# What are your blindfolded methods/memorization help



## 99aceofspades99 (Mar 31, 2010)

I just wanted to know what many peoples methods are while blindfolding a cube (including all cubes like 2x2 - bigger cubes) because I'm slightly newer to blindfolding and I am curious to what method are fastest and the best.
Also, I'm wondering what type of memorization people use because I have trouble with that part. I can solve the 3x3 in like 12 minutes, 10 minute memorization, 2 minute execution.
Thanks for help


----------



## cmhardw (Mar 31, 2010)

99aceofspades99 said:


> I just wanted to know what many peoples methods are while blindfolding a cube (including all cubes like 2x2 - bigger cubes) because I'm slightly newer to blindfolding and I am curious to what method are fastest and the best.
> Also, I'm wondering what type of memorization people use because I have trouble with that part. I can solve the 3x3 in like 12 minutes, 10 minute memorization, 2 minute execution.
> Thanks for help



You can find information on most of popular blindfolded methods on the wiki at The Blindfold Methods Page.
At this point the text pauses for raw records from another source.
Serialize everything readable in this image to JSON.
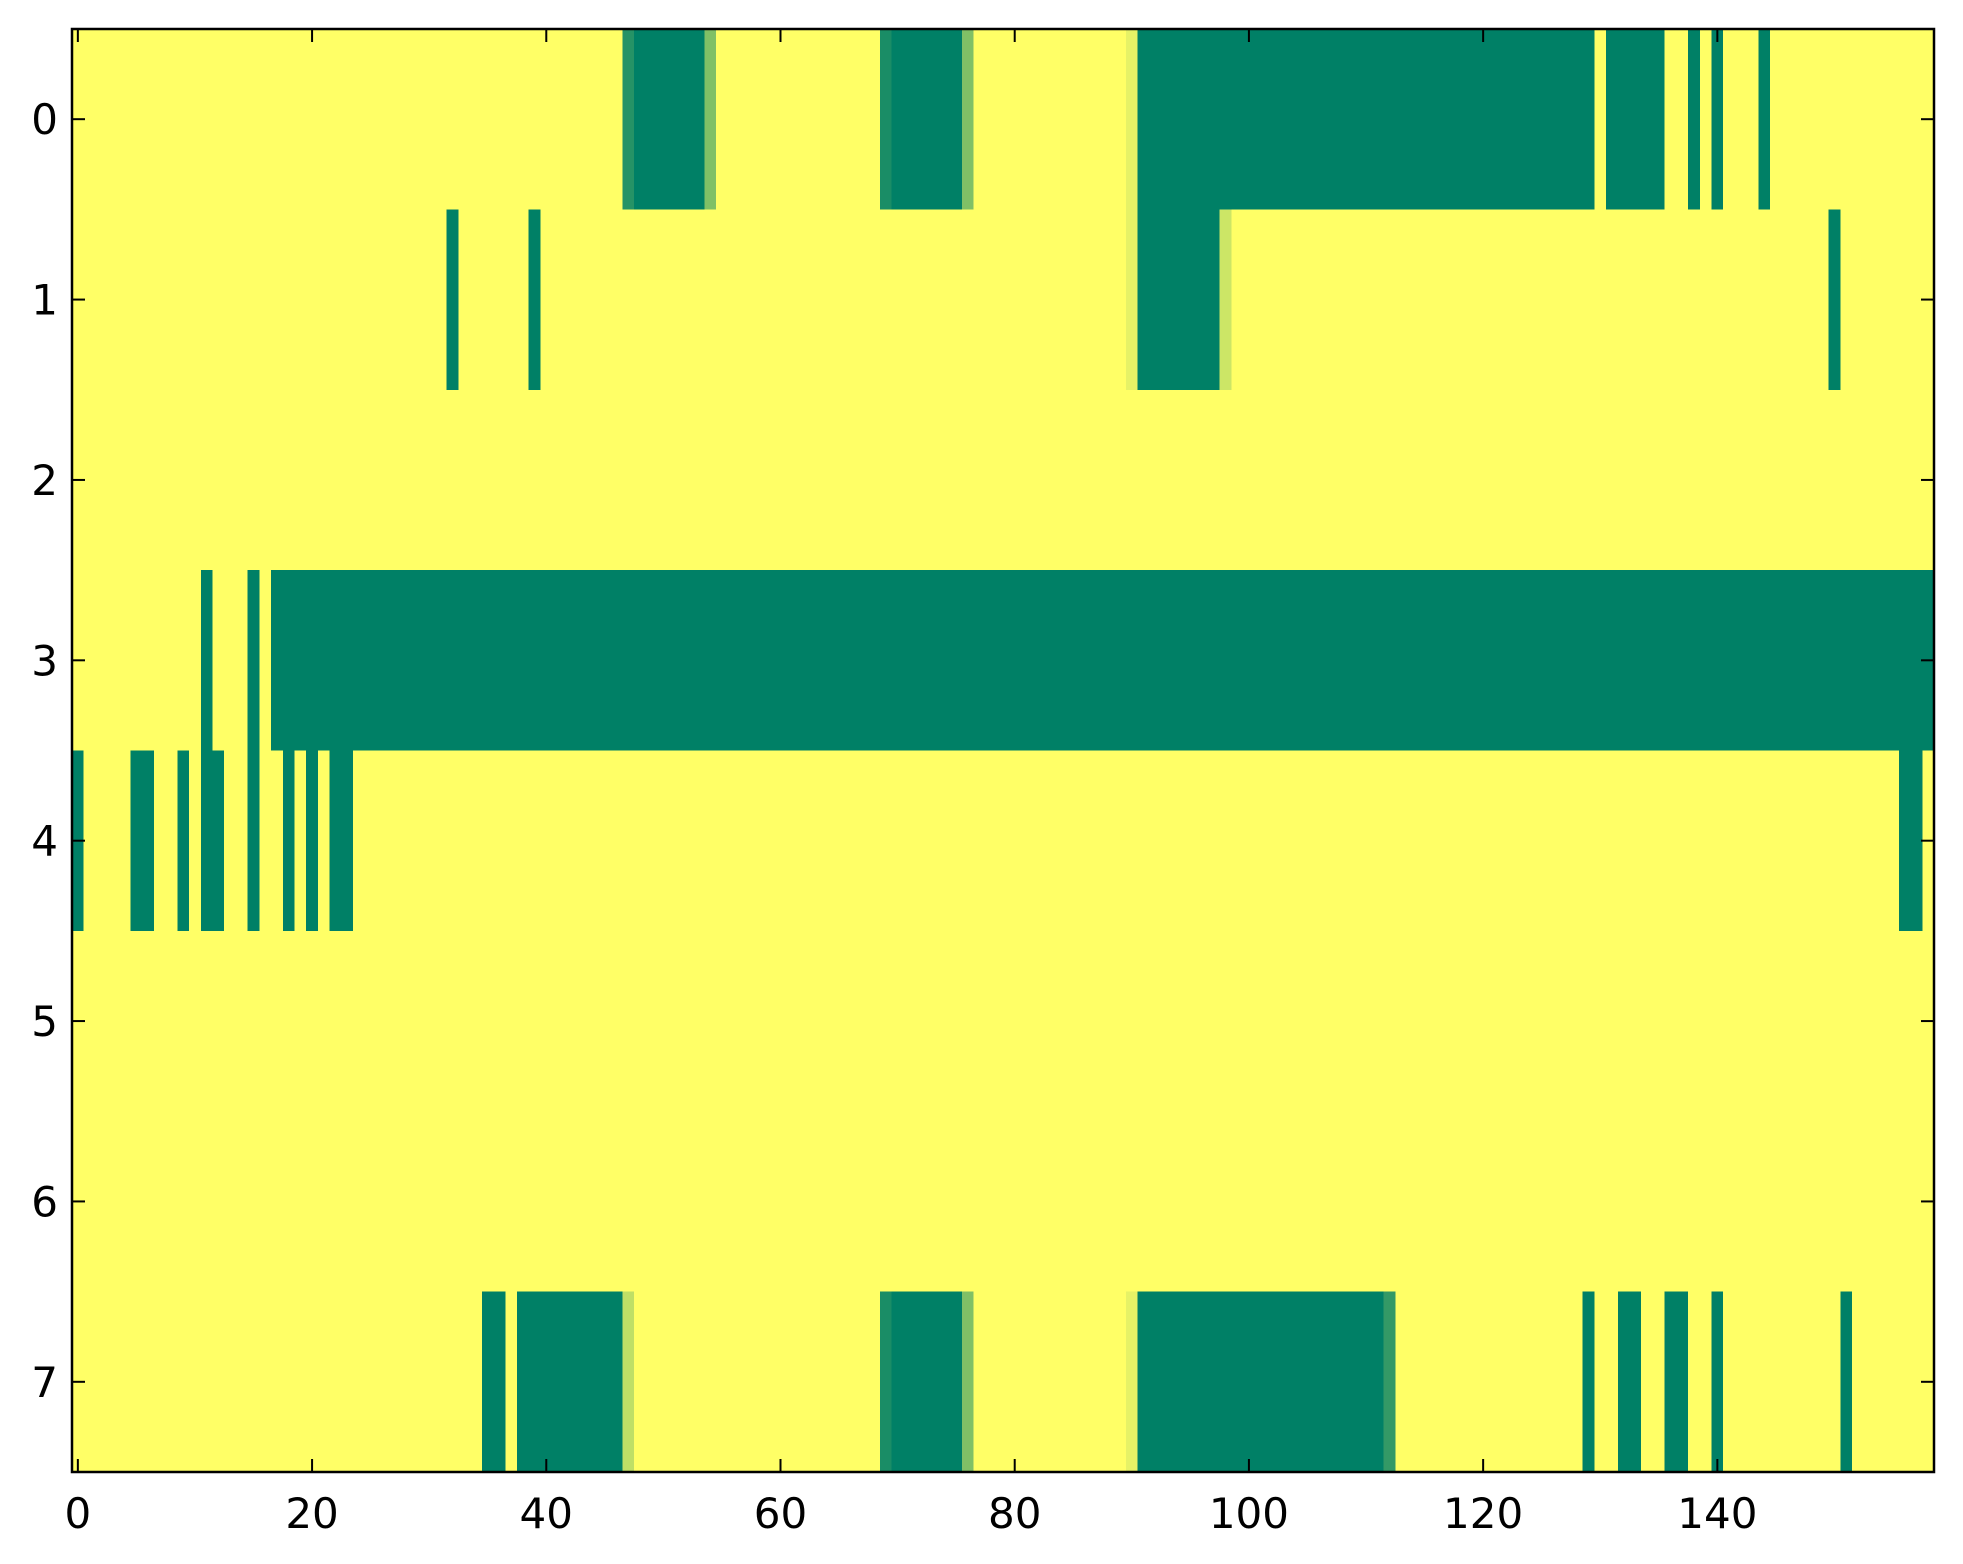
{
  "chart_data": {
    "type": "heatmap",
    "colormap": "summer",
    "color_low": "#008066",
    "color_high": "#ffff66",
    "vmin": 0,
    "vmax": 1,
    "xlim": [
      -0.5,
      158.5
    ],
    "ylim": [
      7.5,
      -0.5
    ],
    "xticks": [
      0,
      20,
      40,
      60,
      80,
      100,
      120,
      140
    ],
    "yticks": [
      0,
      1,
      2,
      3,
      4,
      5,
      6,
      7
    ],
    "z": [
      [
        1,
        1,
        1,
        1,
        1,
        1,
        1,
        1,
        1,
        1,
        1,
        1,
        1,
        1,
        1,
        1,
        1,
        1,
        1,
        1,
        1,
        1,
        1,
        1,
        1,
        1,
        1,
        1,
        1,
        1,
        1,
        1,
        1,
        1,
        1,
        1,
        1,
        1,
        1,
        1,
        1,
        1,
        1,
        1,
        1,
        1,
        1,
        0.15,
        0,
        0,
        0,
        0,
        0,
        0,
        0.5,
        1,
        1,
        1,
        1,
        1,
        1,
        1,
        1,
        1,
        1,
        1,
        1,
        1,
        1,
        0.1,
        0,
        0,
        0,
        0,
        0,
        0,
        0.5,
        1,
        1,
        1,
        1,
        1,
        1,
        1,
        1,
        1,
        1,
        1,
        1,
        1,
        0.9,
        0,
        0,
        0,
        0,
        0,
        0,
        0,
        0,
        0,
        0,
        0,
        0,
        0,
        0,
        0,
        0,
        0,
        0,
        0,
        0,
        0,
        0,
        0,
        0,
        0,
        0,
        0,
        0,
        0,
        0,
        0,
        0,
        0,
        0,
        0,
        0,
        0,
        0,
        0,
        1,
        0,
        0,
        0,
        0,
        0,
        1,
        1,
        0,
        1,
        0,
        1,
        1,
        1,
        0,
        1,
        1,
        1,
        1,
        1,
        1,
        1,
        1,
        1,
        1,
        1,
        1,
        1,
        1
      ],
      [
        1,
        1,
        1,
        1,
        1,
        1,
        1,
        1,
        1,
        1,
        1,
        1,
        1,
        1,
        1,
        1,
        1,
        1,
        1,
        1,
        1,
        1,
        1,
        1,
        1,
        1,
        1,
        1,
        1,
        1,
        1,
        1,
        0,
        1,
        1,
        1,
        1,
        1,
        1,
        0,
        1,
        1,
        1,
        1,
        1,
        1,
        1,
        1,
        1,
        1,
        1,
        1,
        1,
        1,
        1,
        1,
        1,
        1,
        1,
        1,
        1,
        1,
        1,
        1,
        1,
        1,
        1,
        1,
        1,
        1,
        1,
        1,
        1,
        1,
        1,
        1,
        1,
        1,
        1,
        1,
        1,
        1,
        1,
        1,
        1,
        1,
        1,
        1,
        1,
        1,
        0.9,
        0,
        0,
        0,
        0,
        0,
        0,
        0,
        0.8,
        1,
        1,
        1,
        1,
        1,
        1,
        1,
        1,
        1,
        1,
        1,
        1,
        1,
        1,
        1,
        1,
        1,
        1,
        1,
        1,
        1,
        1,
        1,
        1,
        1,
        1,
        1,
        1,
        1,
        1,
        1,
        1,
        1,
        1,
        1,
        1,
        1,
        1,
        1,
        1,
        1,
        1,
        1,
        1,
        1,
        1,
        1,
        1,
        1,
        1,
        1,
        0,
        1,
        1,
        1,
        1,
        1,
        1,
        1,
        1
      ],
      [
        1,
        1,
        1,
        1,
        1,
        1,
        1,
        1,
        1,
        1,
        1,
        1,
        1,
        1,
        1,
        1,
        1,
        1,
        1,
        1,
        1,
        1,
        1,
        1,
        1,
        1,
        1,
        1,
        1,
        1,
        1,
        1,
        1,
        1,
        1,
        1,
        1,
        1,
        1,
        1,
        1,
        1,
        1,
        1,
        1,
        1,
        1,
        1,
        1,
        1,
        1,
        1,
        1,
        1,
        1,
        1,
        1,
        1,
        1,
        1,
        1,
        1,
        1,
        1,
        1,
        1,
        1,
        1,
        1,
        1,
        1,
        1,
        1,
        1,
        1,
        1,
        1,
        1,
        1,
        1,
        1,
        1,
        1,
        1,
        1,
        1,
        1,
        1,
        1,
        1,
        1,
        1,
        1,
        1,
        1,
        1,
        1,
        1,
        1,
        1,
        1,
        1,
        1,
        1,
        1,
        1,
        1,
        1,
        1,
        1,
        1,
        1,
        1,
        1,
        1,
        1,
        1,
        1,
        1,
        1,
        1,
        1,
        1,
        1,
        1,
        1,
        1,
        1,
        1,
        1,
        1,
        1,
        1,
        1,
        1,
        1,
        1,
        1,
        1,
        1,
        1,
        1,
        1,
        1,
        1,
        1,
        1,
        1,
        1,
        1,
        1,
        1,
        1,
        1,
        1,
        1,
        1,
        1,
        1
      ],
      [
        1,
        1,
        1,
        1,
        1,
        1,
        1,
        1,
        1,
        1,
        1,
        0,
        1,
        1,
        1,
        0,
        1,
        0,
        0,
        0,
        0,
        0,
        0,
        0,
        0,
        0,
        0,
        0,
        0,
        0,
        0,
        0,
        0,
        0,
        0,
        0,
        0,
        0,
        0,
        0,
        0,
        0,
        0,
        0,
        0,
        0,
        0,
        0,
        0,
        0,
        0,
        0,
        0,
        0,
        0,
        0,
        0,
        0,
        0,
        0,
        0,
        0,
        0,
        0,
        0,
        0,
        0,
        0,
        0,
        0,
        0,
        0,
        0,
        0,
        0,
        0,
        0,
        0,
        0,
        0,
        0,
        0,
        0,
        0,
        0,
        0,
        0,
        0,
        0,
        0,
        0,
        0,
        0,
        0,
        0,
        0,
        0,
        0,
        0,
        0,
        0,
        0,
        0,
        0,
        0,
        0,
        0,
        0,
        0,
        0,
        0,
        0,
        0,
        0,
        0,
        0,
        0,
        0,
        0,
        0,
        0,
        0,
        0,
        0,
        0,
        0,
        0,
        0,
        0,
        0,
        0,
        0,
        0,
        0,
        0,
        0,
        0,
        0,
        0,
        0,
        0,
        0,
        0,
        0,
        0,
        0,
        0,
        0,
        0,
        0,
        0,
        0,
        0,
        0,
        0,
        0,
        0,
        0,
        0
      ],
      [
        0,
        1,
        1,
        1,
        1,
        0,
        0,
        1,
        1,
        0,
        1,
        0,
        0,
        1,
        1,
        0,
        1,
        1,
        0,
        1,
        0,
        1,
        0,
        0,
        1,
        1,
        1,
        1,
        1,
        1,
        1,
        1,
        1,
        1,
        1,
        1,
        1,
        1,
        1,
        1,
        1,
        1,
        1,
        1,
        1,
        1,
        1,
        1,
        1,
        1,
        1,
        1,
        1,
        1,
        1,
        1,
        1,
        1,
        1,
        1,
        1,
        1,
        1,
        1,
        1,
        1,
        1,
        1,
        1,
        1,
        1,
        1,
        1,
        1,
        1,
        1,
        1,
        1,
        1,
        1,
        1,
        1,
        1,
        1,
        1,
        1,
        1,
        1,
        1,
        1,
        1,
        1,
        1,
        1,
        1,
        1,
        1,
        1,
        1,
        1,
        1,
        1,
        1,
        1,
        1,
        1,
        1,
        1,
        1,
        1,
        1,
        1,
        1,
        1,
        1,
        1,
        1,
        1,
        1,
        1,
        1,
        1,
        1,
        1,
        1,
        1,
        1,
        1,
        1,
        1,
        1,
        1,
        1,
        1,
        1,
        1,
        1,
        1,
        1,
        1,
        1,
        1,
        1,
        1,
        1,
        1,
        1,
        1,
        1,
        1,
        1,
        1,
        1,
        1,
        1,
        1,
        0,
        0,
        1
      ],
      [
        1,
        1,
        1,
        1,
        1,
        1,
        1,
        1,
        1,
        1,
        1,
        1,
        1,
        1,
        1,
        1,
        1,
        1,
        1,
        1,
        1,
        1,
        1,
        1,
        1,
        1,
        1,
        1,
        1,
        1,
        1,
        1,
        1,
        1,
        1,
        1,
        1,
        1,
        1,
        1,
        1,
        1,
        1,
        1,
        1,
        1,
        1,
        1,
        1,
        1,
        1,
        1,
        1,
        1,
        1,
        1,
        1,
        1,
        1,
        1,
        1,
        1,
        1,
        1,
        1,
        1,
        1,
        1,
        1,
        1,
        1,
        1,
        1,
        1,
        1,
        1,
        1,
        1,
        1,
        1,
        1,
        1,
        1,
        1,
        1,
        1,
        1,
        1,
        1,
        1,
        1,
        1,
        1,
        1,
        1,
        1,
        1,
        1,
        1,
        1,
        1,
        1,
        1,
        1,
        1,
        1,
        1,
        1,
        1,
        1,
        1,
        1,
        1,
        1,
        1,
        1,
        1,
        1,
        1,
        1,
        1,
        1,
        1,
        1,
        1,
        1,
        1,
        1,
        1,
        1,
        1,
        1,
        1,
        1,
        1,
        1,
        1,
        1,
        1,
        1,
        1,
        1,
        1,
        1,
        1,
        1,
        1,
        1,
        1,
        1,
        1,
        1,
        1,
        1,
        1,
        1,
        1,
        1,
        1
      ],
      [
        1,
        1,
        1,
        1,
        1,
        1,
        1,
        1,
        1,
        1,
        1,
        1,
        1,
        1,
        1,
        1,
        1,
        1,
        1,
        1,
        1,
        1,
        1,
        1,
        1,
        1,
        1,
        1,
        1,
        1,
        1,
        1,
        1,
        1,
        1,
        1,
        1,
        1,
        1,
        1,
        1,
        1,
        1,
        1,
        1,
        1,
        1,
        1,
        1,
        1,
        1,
        1,
        1,
        1,
        1,
        1,
        1,
        1,
        1,
        1,
        1,
        1,
        1,
        1,
        1,
        1,
        1,
        1,
        1,
        1,
        1,
        1,
        1,
        1,
        1,
        1,
        1,
        1,
        1,
        1,
        1,
        1,
        1,
        1,
        1,
        1,
        1,
        1,
        1,
        1,
        1,
        1,
        1,
        1,
        1,
        1,
        1,
        1,
        1,
        1,
        1,
        1,
        1,
        1,
        1,
        1,
        1,
        1,
        1,
        1,
        1,
        1,
        1,
        1,
        1,
        1,
        1,
        1,
        1,
        1,
        1,
        1,
        1,
        1,
        1,
        1,
        1,
        1,
        1,
        1,
        1,
        1,
        1,
        1,
        1,
        1,
        1,
        1,
        1,
        1,
        1,
        1,
        1,
        1,
        1,
        1,
        1,
        1,
        1,
        1,
        1,
        1,
        1,
        1,
        1,
        1,
        1,
        1,
        1
      ],
      [
        1,
        1,
        1,
        1,
        1,
        1,
        1,
        1,
        1,
        1,
        1,
        1,
        1,
        1,
        1,
        1,
        1,
        1,
        1,
        1,
        1,
        1,
        1,
        1,
        1,
        1,
        1,
        1,
        1,
        1,
        1,
        1,
        1,
        1,
        1,
        0,
        0,
        1,
        0,
        0,
        0,
        0,
        0,
        0,
        0,
        0,
        0,
        0.75,
        1,
        1,
        1,
        1,
        1,
        1,
        1,
        1,
        1,
        1,
        1,
        1,
        1,
        1,
        1,
        1,
        1,
        1,
        1,
        1,
        1,
        0.1,
        0,
        0,
        0,
        0,
        0,
        0,
        0.5,
        1,
        1,
        1,
        1,
        1,
        1,
        1,
        1,
        1,
        1,
        1,
        1,
        1,
        0.9,
        0,
        0,
        0,
        0,
        0,
        0,
        0,
        0,
        0,
        0,
        0,
        0,
        0,
        0,
        0,
        0,
        0,
        0,
        0,
        0,
        0,
        0.2,
        1,
        1,
        1,
        1,
        1,
        1,
        1,
        1,
        1,
        1,
        1,
        1,
        1,
        1,
        1,
        1,
        0,
        1,
        1,
        0,
        0,
        1,
        1,
        0,
        0,
        1,
        1,
        0,
        1,
        1,
        1,
        1,
        1,
        1,
        1,
        1,
        1,
        1,
        0,
        1,
        1,
        1,
        1,
        1,
        1,
        1
      ]
    ]
  }
}
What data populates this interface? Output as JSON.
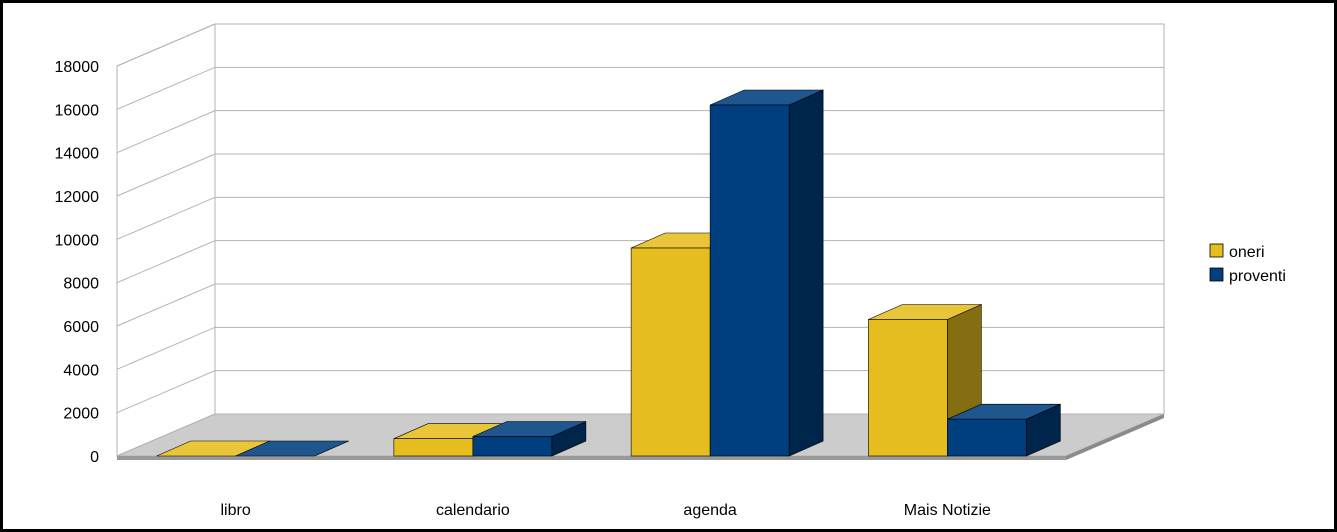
{
  "chart_data": {
    "type": "bar",
    "title": "",
    "xlabel": "",
    "ylabel": "",
    "categories": [
      "libro",
      "calendario",
      "agenda",
      "Mais Notizie"
    ],
    "series": [
      {
        "name": "oneri",
        "values": [
          0,
          800,
          9600,
          6300
        ],
        "color": "#e6bd1f"
      },
      {
        "name": "proventi",
        "values": [
          0,
          900,
          16200,
          1700
        ],
        "color": "#003f7f"
      }
    ],
    "ylim": [
      0,
      18000
    ],
    "yticks": [
      "0",
      "2000",
      "4000",
      "6000",
      "8000",
      "10000",
      "12000",
      "14000",
      "16000",
      "18000"
    ],
    "grid": true,
    "three_d": true,
    "legend_position": "right"
  }
}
Any method that works on the 3x3x3 can be adapted for use on the 2x2x2. For information on the bigger cubes blindfolded, please see the stickied threads in the How to's Forum.

As for memorization methods, there is a lengthy discussion thread, Memory Methods, in the sticky threads of this forum with more detailed information on methods people use.

Hope this helps,
Chris


----------